According to the provisions of law, Hindus, Jains, Sikhs, Christians, Jews and Parsis should make their will in writing. However, if the people belonging to these religions are members of the armed forces employed in an expedition or engaged in actual warfare or mariners at sea, then, they are allowed to make an oral will. Oral wills made in such circumstances are known as privileged wills. Otherwise, only Muslims are allowed to make oral wills, as their personal laws permit them to do so. However, if a Muslim makes a will in writing, such a will would not be void.
There is no particular format, for a will to be legal. To avoid confusion of any sort, it is always better to keep the language of the will as simple as possible. It should be kept free of technical words, so that the language is easily understandable and leaves no room for any misinterpretation. A will should be worded in such a way that the intention of the testator (the person making the will) is clear. A benefit bestowed under a will is called a bequest. A will or bequest that does not express a definite intent is void, due to uncertainty.

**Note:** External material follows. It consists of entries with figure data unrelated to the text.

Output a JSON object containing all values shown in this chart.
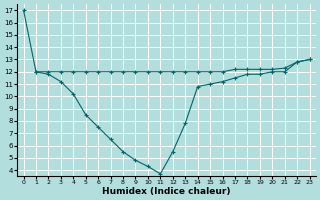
{
  "xlabel": "Humidex (Indice chaleur)",
  "ylabel": "",
  "background_color": "#b2dede",
  "grid_color": "#ffffff",
  "line_color": "#006666",
  "marker_color": "#006666",
  "xlim": [
    -0.5,
    23.5
  ],
  "ylim": [
    3.5,
    17.5
  ],
  "yticks": [
    4,
    5,
    6,
    7,
    8,
    9,
    10,
    11,
    12,
    13,
    14,
    15,
    16,
    17
  ],
  "xticks": [
    0,
    1,
    2,
    3,
    4,
    5,
    6,
    7,
    8,
    9,
    10,
    11,
    12,
    13,
    14,
    15,
    16,
    17,
    18,
    19,
    20,
    21,
    22,
    23
  ],
  "series1_x": [
    0,
    1,
    2,
    3,
    4,
    5,
    6,
    7,
    8,
    9,
    10,
    11,
    12,
    13,
    14,
    15,
    16,
    17,
    18,
    19,
    20,
    21,
    22,
    23
  ],
  "series1_y": [
    17.0,
    12.0,
    11.8,
    11.2,
    10.2,
    8.5,
    7.5,
    6.5,
    5.5,
    4.8,
    4.3,
    3.7,
    5.5,
    7.8,
    10.8,
    11.0,
    11.2,
    11.5,
    11.8,
    11.8,
    12.0,
    12.0,
    12.8,
    13.0
  ],
  "series2_x": [
    1,
    2,
    3,
    4,
    5,
    6,
    7,
    8,
    9,
    10,
    11,
    12,
    13,
    14,
    15,
    16,
    17,
    18,
    19,
    20,
    21,
    22,
    23
  ],
  "series2_y": [
    12.0,
    12.0,
    12.0,
    12.0,
    12.0,
    12.0,
    12.0,
    12.0,
    12.0,
    12.0,
    12.0,
    12.0,
    12.0,
    12.0,
    12.0,
    12.0,
    12.2,
    12.2,
    12.2,
    12.2,
    12.3,
    12.8,
    13.0
  ]
}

Under the Indian Stamp Act, it is not necessary to execute a will on stamp paper. So, a will can be made on any plain paper, which for practical purposes, should be of a durable kind. A will does not need to be typed. It can be hand-written by the testator, with a ball-point pen or a fountain pen. A hand-written will is known as a holograph will. While no one can deny the legality of a hand-written will, it is always better to leave plenty of empty margin space on both sides of the paper, while typing a will. This is because there is always a chance that the testator's handwriting could be illegible and could cause unnecessary confusion.